А Самарин все сидел наверху нахохлившись.
Соседи заметили, что он скучает.
— Бросьте грустные думы, лейтенант, — сказал, стоя в проходе между полками, коренастый капитан с красивыми белыми зубами. — Спускайтесь вниз, здесь у нас колбаса и все, что к ней полагается…
— Спасибо, что-то не хочется.
— Водочки не хочется? Или вы больны, лейтенант?
— Спасибо, здоров…
— Расстался, наверно, с такой красоткой, что ему и водочка не мила, — сказал кто-то внизу. — Слышь, лейтенант, посиди в компании, авось легче на жизнь глянешь.
Самарин не стал ломаться, спустился, сел, выпил, посмеивался, когда шутили о его «красотке», но все равно грустил.
Он пил и мрачнел. И ночью, мрачный, спал плохо, ругал духоту, опять смотрел в окно. Уже чаще стали попадаться деревья, прошумела под мостом речонка — еще узенькая, мелкая, а все же русская речонка… Гуще стала зелень на полях, встал на далеком горизонте лес. Но все еще было пусто, однообразно и жарко…
Утром я проснулась от толчка. Саша играл с бабушкой. Пассажиры уже давно встали, пили чай, завтракали, морщась, допивали вчерашнюю, согревшуюся водку, освобождали бутылки и фляжки, готовясь к осаде буфетов и ларьков на больших станциях.
Поезд остановился на полустанке.
Самарин спрыгнул с полки, вышел размяться. Я тоже взяла бутылку для молока и вышла. Поезд стоял в «чистом поле» — темнело только небольшое железнодорожное строение да прилепившаяся к нему хатенка, окруженная садиком.

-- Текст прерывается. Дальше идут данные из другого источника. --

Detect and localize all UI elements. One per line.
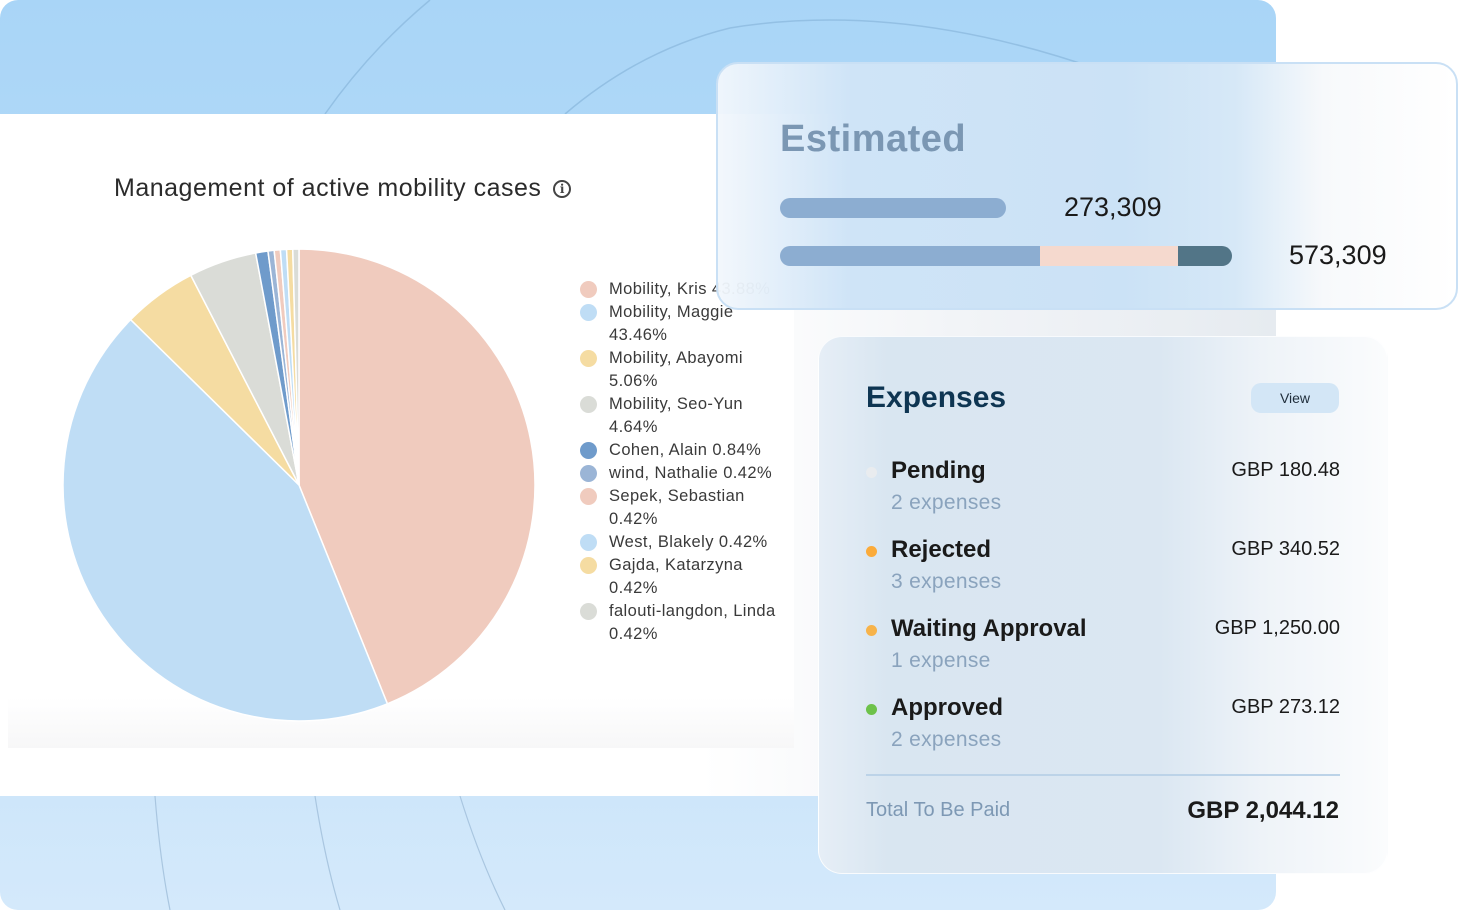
legend-label: Mobility, Maggie 43.46%: [609, 303, 734, 344]
expense-count: 2 expenses: [891, 491, 1002, 514]
bar-segment-1: [1039, 246, 1178, 266]
expense-row-approved[interactable]: Approved 2 expenses GBP 273.12: [866, 694, 1340, 764]
estimated-value-total: 573,309: [1289, 240, 1387, 270]
legend-label: Gajda, Katarzyna 0.42%: [609, 556, 743, 597]
legend-swatch-icon: [580, 304, 597, 321]
legend-swatch-icon: [580, 557, 597, 574]
bar-segment-2: [1177, 246, 1232, 266]
legend-label: Mobility, Abayomi 5.06%: [609, 349, 743, 390]
expense-amount: GBP 180.48: [1231, 459, 1340, 481]
expense-status: Rejected: [891, 536, 992, 563]
divider: [866, 774, 1340, 776]
expense-amount: GBP 340.52: [1231, 538, 1340, 560]
legend-item[interactable]: Mobility, Maggie 43.46%: [580, 301, 790, 347]
estimated-value-current: 273,309: [1064, 192, 1162, 222]
legend-item[interactable]: Cohen, Alain 0.84%: [580, 439, 790, 462]
status-dot-icon: [866, 467, 877, 478]
legend-item[interactable]: Sepek, Sebastian 0.42%: [580, 485, 790, 531]
expense-row-pending[interactable]: Pending 2 expenses GBP 180.48: [866, 457, 1340, 527]
total-value: GBP 2,044.12: [1187, 797, 1339, 824]
legend-label: Cohen, Alain 0.84%: [609, 441, 762, 459]
legend-item[interactable]: Mobility, Seo-Yun 4.64%: [580, 393, 790, 439]
legend-item[interactable]: West, Blakely 0.42%: [580, 531, 790, 554]
legend-label: wind, Nathalie 0.42%: [609, 464, 773, 482]
estimated-bar-current: [780, 198, 1006, 218]
background-arcs: [154, 0, 1176, 910]
legend-label: Sepek, Sebastian 0.42%: [609, 487, 745, 528]
status-dot-icon: [866, 625, 877, 636]
estimated-title: Estimated: [780, 118, 967, 160]
expense-status: Pending: [891, 457, 986, 484]
legend-swatch-icon: [580, 281, 597, 298]
expense-amount: GBP 273.12: [1231, 696, 1340, 718]
expense-row-rejected[interactable]: Rejected 3 expenses GBP 340.52: [866, 536, 1340, 606]
pie-slice-9[interactable]: [292, 248, 300, 486]
expense-status: Waiting Approval: [891, 615, 1087, 642]
view-expenses-button[interactable]: View: [1251, 383, 1339, 413]
legend-label: Mobility, Seo-Yun 4.64%: [609, 395, 743, 436]
expense-count: 1 expense: [891, 649, 991, 672]
chart-legend: Mobility, Kris 43.88% Mobility, Maggie 43…: [580, 278, 790, 646]
legend-swatch-icon: [580, 396, 597, 413]
legend-swatch-icon: [580, 350, 597, 367]
pie-slice-0[interactable]: [298, 248, 536, 705]
legend-item[interactable]: Gajda, Katarzyna 0.42%: [580, 554, 790, 600]
total-label: Total To Be Paid: [866, 799, 1011, 821]
chart-title: Management of active mobility cases i: [114, 174, 572, 203]
expense-count: 3 expenses: [891, 570, 1002, 593]
expense-amount: GBP 1,250.00: [1214, 617, 1340, 639]
expense-row-waiting-approval[interactable]: Waiting Approval 1 expense GBP 1,250.00: [866, 615, 1340, 685]
bar-segment-0: [780, 246, 1040, 266]
pie-chart: [62, 248, 536, 722]
estimated-bar-total: [780, 246, 1232, 266]
expense-count: 2 expenses: [891, 728, 1002, 751]
legend-item[interactable]: Mobility, Abayomi 5.06%: [580, 347, 790, 393]
legend-swatch-icon: [580, 488, 597, 505]
legend-item[interactable]: wind, Nathalie 0.42%: [580, 462, 790, 485]
expenses-card: Expenses View Pending 2 expenses GBP 180…: [818, 336, 1388, 874]
status-dot-icon: [866, 704, 877, 715]
legend-swatch-icon: [580, 465, 597, 482]
pie-slice-1[interactable]: [62, 318, 389, 722]
estimated-card: Estimated 273,309 573,309: [716, 62, 1458, 310]
expenses-title: Expenses: [866, 381, 1007, 414]
legend-swatch-icon: [580, 442, 597, 459]
chart-title-text: Management of active mobility cases: [114, 174, 542, 202]
legend-swatch-icon: [580, 603, 597, 620]
legend-label: falouti-langdon, Linda 0.42%: [609, 602, 776, 643]
expense-status: Approved: [891, 694, 1004, 721]
status-dot-icon: [866, 546, 877, 557]
legend-item[interactable]: falouti-langdon, Linda 0.42%: [580, 600, 790, 646]
legend-swatch-icon: [580, 534, 597, 551]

В садике на стуле сидела цветущая женщина в желтом сарафане и желтой косынке на выгоревших волосах. Вытянув босые ноги в стоптанных туфлях и сложив руки на высокой груди, она отдыхала, греясь на солнце, и только иногда лениво крутила ручку патефона. Патефон стоял рядом, на табуретке. На земле валялся брошенный тяжелый кетмень.
На звуки музыки прибежали военные даже из самых дальних вагонов — с чайниками в руках, с бутылками, с краюхами хлеба для обмена.
Послышались шутки, смех.
Тут же стоял повеселевший Самарин. Он шутил, шумел и, как будто магнитом притянутый, неотрывно смотрел на женщину в сарафане. Кто она? Откуда? Каким ветром занесло такую красоту в эти скучные края?
А женщина смеялась, отвечала на шутки и заигрывания, позволяла любоваться собой — босыми полными ногами, голыми руками и плечами, выгоревшими волосами.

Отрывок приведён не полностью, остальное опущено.